In November 2020, a message reading “The Jew pulls all the strings” was found stuck on the sidewalk near the Novi Sad Synagogue. One of the oldest anti-Jewish myths and stereotypes is the one about “Jewish power” and the “global Jewish conspiracy”. In its contemporary form, this myth represents Jews as a powerful, secret, global group, often referred to as a “Jewish lobby”, that manipulates governments, banks, financial institutions, academia, the media, film and entertainment industry, and other national and international institutions, for malicious purposes of Jewish world domination and control. This anti-Jewish myth has been present as one of the most prominent antisemitic narratives in various forms from the New Testament, the Protocols of the Elders of Zion, to anti-globalism and various contemporary conspiracy theories.

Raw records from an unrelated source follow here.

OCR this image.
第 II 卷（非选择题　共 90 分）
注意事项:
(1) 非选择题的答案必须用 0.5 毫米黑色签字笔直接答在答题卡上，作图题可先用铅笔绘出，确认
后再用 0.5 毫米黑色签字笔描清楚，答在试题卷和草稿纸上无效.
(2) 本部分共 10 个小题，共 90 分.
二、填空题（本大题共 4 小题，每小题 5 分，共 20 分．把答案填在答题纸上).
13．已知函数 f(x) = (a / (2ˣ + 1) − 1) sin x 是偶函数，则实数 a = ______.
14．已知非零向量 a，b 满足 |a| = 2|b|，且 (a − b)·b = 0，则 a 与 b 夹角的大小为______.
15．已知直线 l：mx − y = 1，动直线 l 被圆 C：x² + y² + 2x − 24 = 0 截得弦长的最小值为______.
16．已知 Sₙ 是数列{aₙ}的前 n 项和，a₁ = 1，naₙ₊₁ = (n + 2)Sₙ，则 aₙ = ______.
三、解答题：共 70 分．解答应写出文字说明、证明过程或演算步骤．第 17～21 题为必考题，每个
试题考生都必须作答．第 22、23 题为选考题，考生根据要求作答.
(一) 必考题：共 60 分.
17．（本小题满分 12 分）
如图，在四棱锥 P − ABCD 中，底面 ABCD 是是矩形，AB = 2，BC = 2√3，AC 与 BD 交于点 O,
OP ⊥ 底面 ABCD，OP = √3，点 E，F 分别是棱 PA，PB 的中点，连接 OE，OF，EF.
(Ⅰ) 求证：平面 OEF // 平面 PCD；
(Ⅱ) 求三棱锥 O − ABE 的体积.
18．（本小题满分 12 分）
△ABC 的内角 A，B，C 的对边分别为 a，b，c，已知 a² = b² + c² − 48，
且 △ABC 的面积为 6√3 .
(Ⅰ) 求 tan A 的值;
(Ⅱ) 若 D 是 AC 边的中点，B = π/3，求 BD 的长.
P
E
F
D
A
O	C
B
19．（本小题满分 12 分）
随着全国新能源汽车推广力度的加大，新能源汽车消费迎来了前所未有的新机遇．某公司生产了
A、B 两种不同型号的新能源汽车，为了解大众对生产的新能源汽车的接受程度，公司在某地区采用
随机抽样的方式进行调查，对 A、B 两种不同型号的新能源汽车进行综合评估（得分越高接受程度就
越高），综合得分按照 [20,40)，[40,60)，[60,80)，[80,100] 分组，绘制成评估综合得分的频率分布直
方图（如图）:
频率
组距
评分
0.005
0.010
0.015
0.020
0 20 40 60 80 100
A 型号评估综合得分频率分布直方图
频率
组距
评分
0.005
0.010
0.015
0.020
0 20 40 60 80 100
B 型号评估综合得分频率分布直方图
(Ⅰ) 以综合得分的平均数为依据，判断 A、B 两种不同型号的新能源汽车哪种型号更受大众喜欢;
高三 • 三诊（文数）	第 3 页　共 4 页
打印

“His blood on us and on our children” (Matthew 27:24-25). Christianity appeared in Poland during the 10th century, and began to hugely impact Polish culture, customs and society. One of the first myths to emerge at the junction of Christianity and Judaism was the use of the biblical story about the trial and crucifixion of Jesus. The claim was coined that “the Jews have the blood of Jesus on their hands” because it was the representatives of the priests and the Sanhedrin (the highest Jewish religious and judicial institution in ancient Judea) who were responsible for sentencing Jesus to death. In the Middle Ages, there was a conviction that Jews were outlawed because of killing the Messiah. Traces of such thinking can still be found today.
Since the 12th century, religious myths (Jews as deicides) have been complemented with economic stereotypes. Jews were described as rich and rampant as well as “money-lenders”, “bargainers” and “usurers” – a view still commonplace today. Excluded from land ownership, agriculture, and the Christian merchants’ and handicrafts guilds, Jews were increasingly limited to the small trade, peddler and junk trade. The money trading with interest played a special role, which according to church dogmatics violated divine doctrine and remained forbidden to Christians.
“And the Hebrew, sly and craven, Round of shoulder, nose, and knee, Slinks to the Exchange, unshaven And intent on usury” – Wilhelm Busch (1872). This English translation of a verse in Wilhelm Busch’s “Helen Who Couldn’t Help It” reflects a common trope in German antisemitism: the Geldjude, or the equation of Jews with money and usury, greed and parasitic financial capitalism. In his work Busch puts this opinion in the context of the worldview of a pious uncle who wants to save his niece from the depravity of the big city.
The pogrom in Corfu in April 1891 is an infamous example of a blood libel accusation, which stirred ethnic antagonism, religious passion and existing anti-Jewish stereotypes and got out of control. Jews in Corfu were accused of having murdered a girl in order to use her blood for ritual purposes. The Jewish community came under siege. The extreme violence had a spillover effect on the neighboring islands of Zakynthos and Lefkada, and the news shocked the public in Great Britain, France, Spain and Austria.